Adobe has given a sneak peek at new tools

At the Adobe Summit marketing conference in London, the company showed off some prototypes of creative and marketing tools its R&D teams are working on.

These included a couple of interesting VR ideas and a re-show of a tool for automatically replacing skies in photos (for example, changing a mid-afternoon sky into night).

Adobe calls these presentations 'Sneaks', and are regulars at the company's Max and Summit conferences. They involve R&D staffers presenting prototypes to a celebrity. Today it was Jonathan Ross (below) – previously we've seen Nick Offerman (at Max 2015), Davina McCall (Summit 2016) and Get Out director Jordan Keele (at Max 2016).

Some of the prototypes shown will make its way into Adobe's Creative Cloud and Marketing Cloud software-and-services platforms – Photoshop's Dehaze tool was initially a Sneaks demo at Adobe Max in 2014 called Defog. Others – like the system to using Beacons to link physical artworks to Behance pages shown at the same time – have not.

It's also a chance for Adobe to present itself as innovative and get some tech up on the main keynote stage alongside talks but leading creatives/marketers and – in the case of Summit – I'm-not-sure-what-they've-got-to-do-with-marketing interviews with well-known personalities (today Frank Lampard and Colin Firth).
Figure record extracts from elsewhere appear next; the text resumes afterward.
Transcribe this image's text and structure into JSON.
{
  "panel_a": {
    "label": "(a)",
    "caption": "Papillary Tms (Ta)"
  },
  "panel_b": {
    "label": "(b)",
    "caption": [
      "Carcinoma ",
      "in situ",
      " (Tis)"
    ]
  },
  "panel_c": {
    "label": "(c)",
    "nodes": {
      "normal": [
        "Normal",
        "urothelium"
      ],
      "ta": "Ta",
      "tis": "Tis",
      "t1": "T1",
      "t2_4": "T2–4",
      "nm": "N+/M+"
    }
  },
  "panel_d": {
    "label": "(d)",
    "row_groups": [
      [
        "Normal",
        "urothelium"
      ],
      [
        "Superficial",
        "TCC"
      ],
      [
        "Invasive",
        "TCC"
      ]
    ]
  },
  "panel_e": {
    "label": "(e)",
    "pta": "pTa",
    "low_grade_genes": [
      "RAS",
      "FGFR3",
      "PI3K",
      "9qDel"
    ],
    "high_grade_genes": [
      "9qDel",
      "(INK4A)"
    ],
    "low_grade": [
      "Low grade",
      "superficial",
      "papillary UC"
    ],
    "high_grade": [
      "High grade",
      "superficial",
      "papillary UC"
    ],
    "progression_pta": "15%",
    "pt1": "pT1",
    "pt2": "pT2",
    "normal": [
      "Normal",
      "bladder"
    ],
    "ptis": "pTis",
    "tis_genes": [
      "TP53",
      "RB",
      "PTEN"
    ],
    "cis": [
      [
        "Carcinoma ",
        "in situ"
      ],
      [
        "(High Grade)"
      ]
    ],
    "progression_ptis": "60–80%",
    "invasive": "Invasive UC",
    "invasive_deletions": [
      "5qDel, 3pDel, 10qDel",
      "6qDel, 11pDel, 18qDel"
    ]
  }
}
This first to two VR-related demos was a prototype for adding dynamic, targeted ads to virtual reality content – which it aims to help content produces make money from VR experiences and games.

Adobe showed a 360-degree video of Piccadilly Circus, then opened it in After Effects. An R&D staffer used tracking and masks to add flat and curved planes overlaying the London location's famous advertising billboards (and the side of a passing van).
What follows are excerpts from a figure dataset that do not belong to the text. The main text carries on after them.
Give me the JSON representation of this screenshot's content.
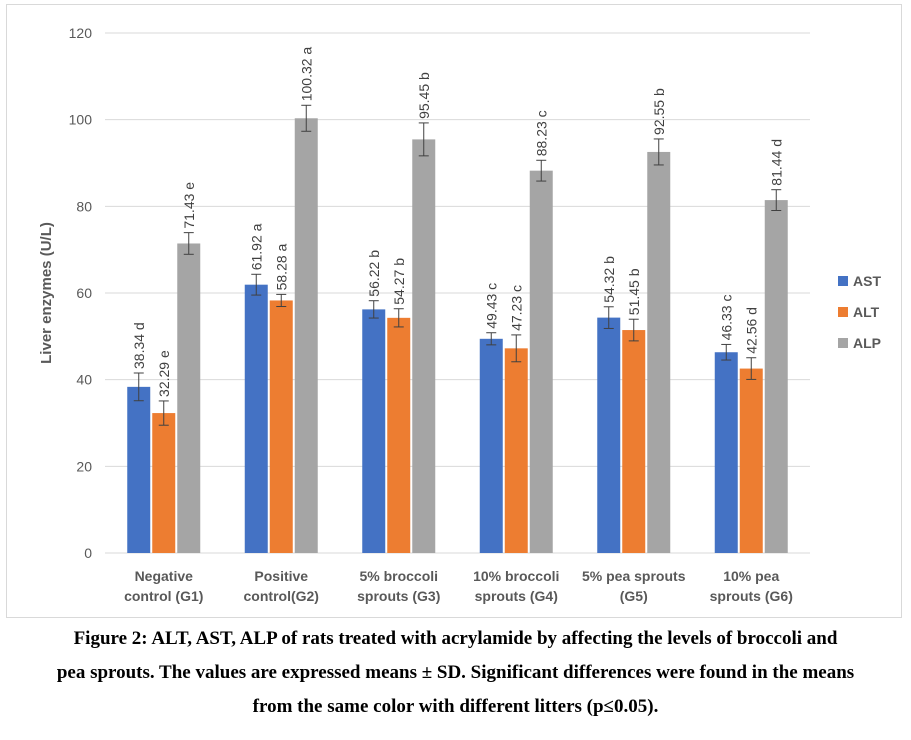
{
  "chart_data": {
    "type": "bar",
    "ylabel": "Liver enzymes (U/L)",
    "xlabel": "",
    "ylim": [
      0,
      120
    ],
    "yticks": [
      0,
      20,
      40,
      60,
      80,
      100,
      120
    ],
    "grid": true,
    "legend_position": "right",
    "categories": [
      [
        "Negative",
        "control (G1)"
      ],
      [
        "Positive",
        "control(G2)"
      ],
      [
        "5% broccoli",
        "sprouts (G3)"
      ],
      [
        "10% broccoli",
        "sprouts (G4)"
      ],
      [
        "5% pea sprouts",
        "(G5)"
      ],
      [
        "10% pea",
        "sprouts (G6)"
      ]
    ],
    "series": [
      {
        "name": "AST",
        "color": "#4472c4",
        "values": [
          38.34,
          61.92,
          56.22,
          49.43,
          54.32,
          46.33
        ],
        "errors": [
          3.2,
          2.4,
          2.0,
          1.4,
          2.5,
          1.8
        ],
        "labels": [
          "38.34 d",
          "61.92 a",
          "56.22 b",
          "49.43 c",
          "54.32 b",
          "46.33 c"
        ]
      },
      {
        "name": "ALT",
        "color": "#ed7d31",
        "values": [
          32.29,
          58.28,
          54.27,
          47.23,
          51.45,
          42.56
        ],
        "errors": [
          2.8,
          1.4,
          2.1,
          3.1,
          2.5,
          2.5
        ],
        "labels": [
          "32.29 e",
          "58.28 a",
          "54.27 b",
          "47.23 c",
          "51.45 b",
          "42.56 d"
        ]
      },
      {
        "name": "ALP",
        "color": "#a5a5a5",
        "values": [
          71.43,
          100.32,
          95.45,
          88.23,
          92.55,
          81.44
        ],
        "errors": [
          2.5,
          3.0,
          3.8,
          2.4,
          3.0,
          2.4
        ],
        "labels": [
          "71.43 e",
          "100.32 a",
          "95.45 b",
          "88.23 c",
          "92.55 b",
          "81.44 d"
        ]
      }
    ]
  },
  "caption": {
    "line1": "Figure 2: ALT, AST, ALP of rats treated with acrylamide by affecting the levels of broccoli and",
    "line2": "pea sprouts. The values are expressed means ± SD. Significant differences were found in the means",
    "line3": "from the same color with different litters (p≤0.05)."
  }
}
These surfaces could be populated with targeted ads using Adobe's Advertising Cloud platform.

From the audience, I couldn't see whether this was using built-in tracking of VR footage – which would be interesting on its own as currently you'd need to use Mettle's SkyBox Studio plugin to allow this. We've reached out to Adobe to find out and will update this story when it responds.
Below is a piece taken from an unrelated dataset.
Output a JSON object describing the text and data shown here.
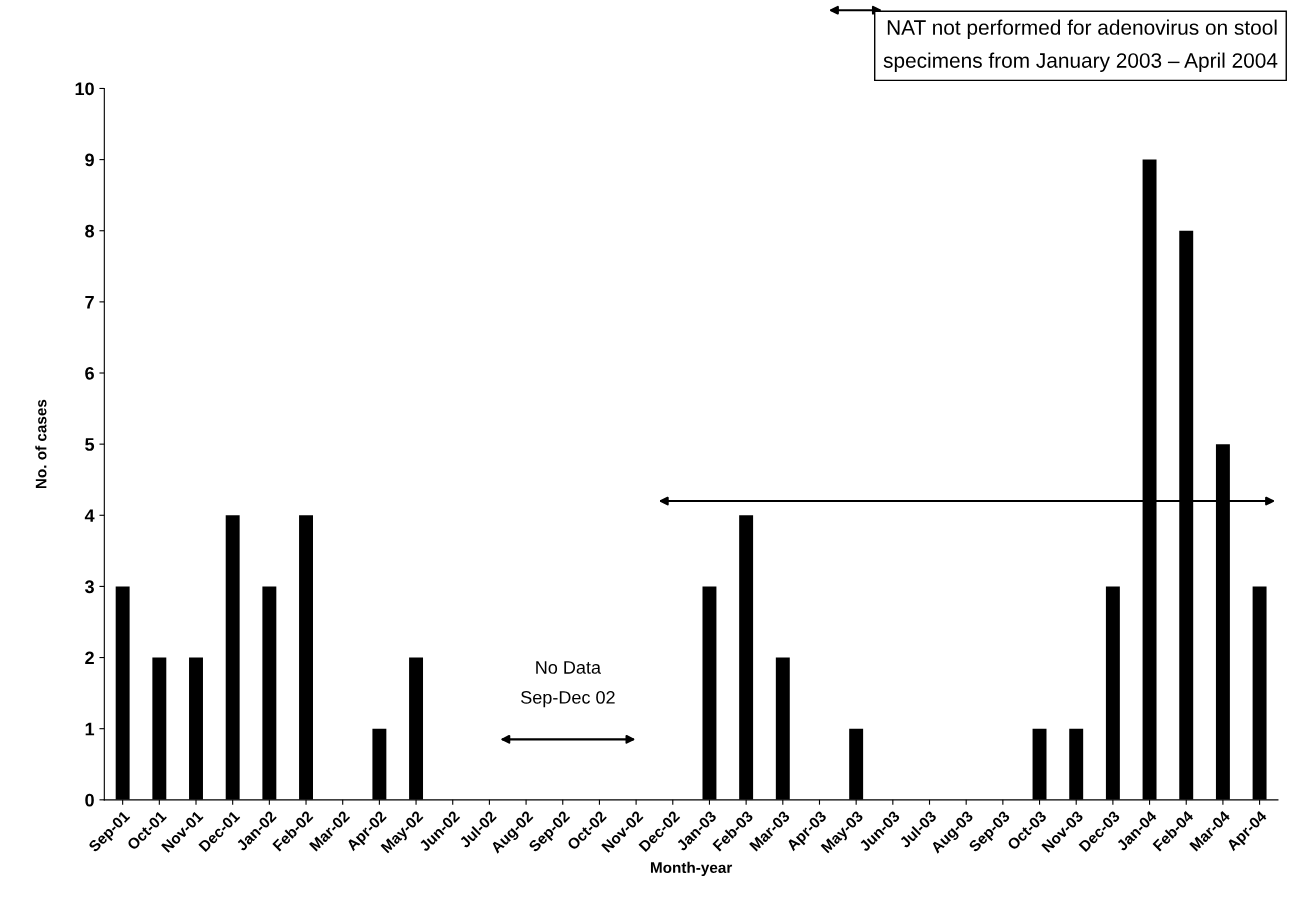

Aimed at marketers, this lets them send smarter offers to with fewer opportunities for disappointment or sending people offers for products and services they've already bought. It's out in early beta soon.


First shown at Adobe Max back in November as Sky Is Not The Limit – where I took the below photos – this tool automates the process of replacing a sky in a photo, grey to sunny or day to night (or vice-versa).


Here SkyReplace was shown running in a browser and presented as more of an automated tool for marketers than a potential new feature for Photoshop – but there's no reason why it couldn't be both.

This demo used AI to automatically build out a website, creating subpages based around particulars terms and personalised pages from a database of content without the content needing to be manually tagged.

It's designed to be part of Adobe's Marketing Cloud platform.


This tech demo showed how 'Smart Speaker' devices like the Amazon Echo and Google Home could be used away from the home in retail, entertainment or hospitality. The staffer demoed showed how an Echo could be put in a high-end-but-not-luxury hotel room to act as a virtual conceirge.

This involved created a 'Skill' for the Echo that uses the Adobe IO platform to connect to Adobe Experience Cloud.


This is an AR-based asset viewer. Using 'mixed-reality' from within a VR headset – so you can see the room around you as well overlaid CG objects – you can view and swipe through a grid of images. Select one and you can zoom in, and you can even add images from your phone by using a VR controller to 'pull' the images into the grid.

It was a demo in a very early form – it was a more obvious fit for the AR-focused Microsoft's HoloLens than the HTC Vive VR headset it was demoed with, and you'd more likely want to watch 360 video and CG models and scenes rather than flat images. But, like many of the Sneaks over the years, it has potential. Whether Adobe can or will turn it into a useful tool is another matter.